EHRD 690 - Theory of EHRD Research: Statistics I
EHRD 690 - Theory of EHRD Research: Statistics I
EHRD 690 introduced foundational statistical concepts used in HRD research and organizational decision-making. The course emphasized correlation analysis, regression, hypothesis testing, confidence intervals, independent and paired samples t-tests, and applied data analysis using SPSS. Through conceptual exercises and applied scenarios, I developed the ability to interpret statistical output and translate findings into organizational insight.
Foundational Statistical Practice
Correlation & Regression Practice
This practice assignment demonstrates foundational understanding of correlation coefficients (r, rs, rpb, φ), regression interpretation, coefficients of determination, slope and intercept interpretation, and statistical terminology. It reflects conceptual understanding of linear relationships and predictive modeling fundamentals.
Hypothesis Testing & Confidence Intervals
This assignment required application of one-tailed and two-tailed hypothesis testing, independent and paired sample t-tests, z-tests, and construction of confidence intervals. These exercises reinforced statistical decision rules, critical values, and interpretation of inferential results.

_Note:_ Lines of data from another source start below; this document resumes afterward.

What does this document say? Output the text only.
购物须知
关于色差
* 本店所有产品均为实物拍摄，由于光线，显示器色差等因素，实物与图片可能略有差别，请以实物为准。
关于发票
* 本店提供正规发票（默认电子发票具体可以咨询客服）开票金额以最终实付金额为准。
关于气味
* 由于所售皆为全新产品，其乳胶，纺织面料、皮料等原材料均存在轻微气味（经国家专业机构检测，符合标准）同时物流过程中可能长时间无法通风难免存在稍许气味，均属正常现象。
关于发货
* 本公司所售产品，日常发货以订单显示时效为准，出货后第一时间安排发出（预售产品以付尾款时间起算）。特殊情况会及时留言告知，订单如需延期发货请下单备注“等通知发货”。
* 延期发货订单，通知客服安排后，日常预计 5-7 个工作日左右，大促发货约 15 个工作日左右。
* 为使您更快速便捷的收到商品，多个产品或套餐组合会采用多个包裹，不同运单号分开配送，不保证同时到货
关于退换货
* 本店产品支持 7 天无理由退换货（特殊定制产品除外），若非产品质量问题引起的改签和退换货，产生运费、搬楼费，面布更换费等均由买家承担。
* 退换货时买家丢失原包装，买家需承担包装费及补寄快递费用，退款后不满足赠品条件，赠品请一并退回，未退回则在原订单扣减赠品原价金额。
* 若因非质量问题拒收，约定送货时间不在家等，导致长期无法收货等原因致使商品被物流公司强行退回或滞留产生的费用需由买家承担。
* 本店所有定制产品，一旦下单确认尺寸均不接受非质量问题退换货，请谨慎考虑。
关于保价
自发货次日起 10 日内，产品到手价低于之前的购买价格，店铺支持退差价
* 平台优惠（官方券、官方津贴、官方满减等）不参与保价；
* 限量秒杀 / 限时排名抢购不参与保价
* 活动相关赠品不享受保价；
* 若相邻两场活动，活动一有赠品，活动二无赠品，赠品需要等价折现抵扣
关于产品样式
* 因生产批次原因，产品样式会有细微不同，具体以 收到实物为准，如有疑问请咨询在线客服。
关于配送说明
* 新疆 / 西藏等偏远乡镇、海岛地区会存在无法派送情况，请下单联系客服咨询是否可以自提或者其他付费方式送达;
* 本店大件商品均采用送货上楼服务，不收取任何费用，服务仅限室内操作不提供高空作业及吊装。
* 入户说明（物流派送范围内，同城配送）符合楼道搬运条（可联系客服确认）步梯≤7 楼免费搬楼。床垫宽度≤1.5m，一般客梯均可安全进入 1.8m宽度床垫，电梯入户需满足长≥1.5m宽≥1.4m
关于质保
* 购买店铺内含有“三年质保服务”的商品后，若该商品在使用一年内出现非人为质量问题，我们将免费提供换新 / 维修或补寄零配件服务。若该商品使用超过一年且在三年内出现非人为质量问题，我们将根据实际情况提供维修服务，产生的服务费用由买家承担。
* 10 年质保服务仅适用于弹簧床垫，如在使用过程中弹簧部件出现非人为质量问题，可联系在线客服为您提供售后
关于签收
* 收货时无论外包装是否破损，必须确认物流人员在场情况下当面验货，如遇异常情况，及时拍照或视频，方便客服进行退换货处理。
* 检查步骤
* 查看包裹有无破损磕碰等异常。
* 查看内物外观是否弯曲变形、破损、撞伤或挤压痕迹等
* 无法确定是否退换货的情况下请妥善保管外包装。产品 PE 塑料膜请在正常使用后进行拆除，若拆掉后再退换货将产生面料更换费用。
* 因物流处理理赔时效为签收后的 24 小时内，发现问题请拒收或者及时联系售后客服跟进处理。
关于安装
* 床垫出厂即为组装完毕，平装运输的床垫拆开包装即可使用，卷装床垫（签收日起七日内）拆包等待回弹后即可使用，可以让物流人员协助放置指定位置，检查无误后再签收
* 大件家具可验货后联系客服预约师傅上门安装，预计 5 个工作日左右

Applied Data Analysis – Scenario Projects
Organizational Salary Analysis (SPSS)
In this applied scenario, I analyzed Major League Baseball salary data using SPSS to evaluate payroll disparities, team salary averages, positional salary differences, and compensation distribution. The analysis included descriptive statistics, standard deviations, comparative means, and interpretation of financial variance.
This project demonstrates my ability to:
Conduct descriptive statistical analysis
Interpret large datasets (N = 877)
Translate quantitative findings into strategic recommendations
Apply regression and comparative analysis techniques
Independent Samples t-Test (Educational Performance Analysis)
This applied research scenario examined differences in academic performance between students with AP credit and those without. Using an independent samples t-test, I evaluated statistical significance, tested variance assumptions, and interpreted confidence intervals to determine meaningful differences between groups.
The project required:
Hypothesis formulation
Assumption testing (Levene’s test)
SPSS output interpretation
Practical application of inferential statistics
Professional Reflection
EHRD 690 significantly strengthened my quantitative literacy and confidence in interpreting statistical data. Prior to this course, I understood performance metrics conceptually but lacked technical fluency in hypothesis testing and SPSS analysis.
This course enhanced my ability to:
Distinguish between correlation and causation
Select appropriate statistical tests based on data type
Interpret p-values and confidence intervals accurately
Translate statistical findings into practical organizational implications
In my HR role, these competencies directly support data-driven decision-making in areas such as turnover analysis, performance evaluation, compensation review, and engagement assessment.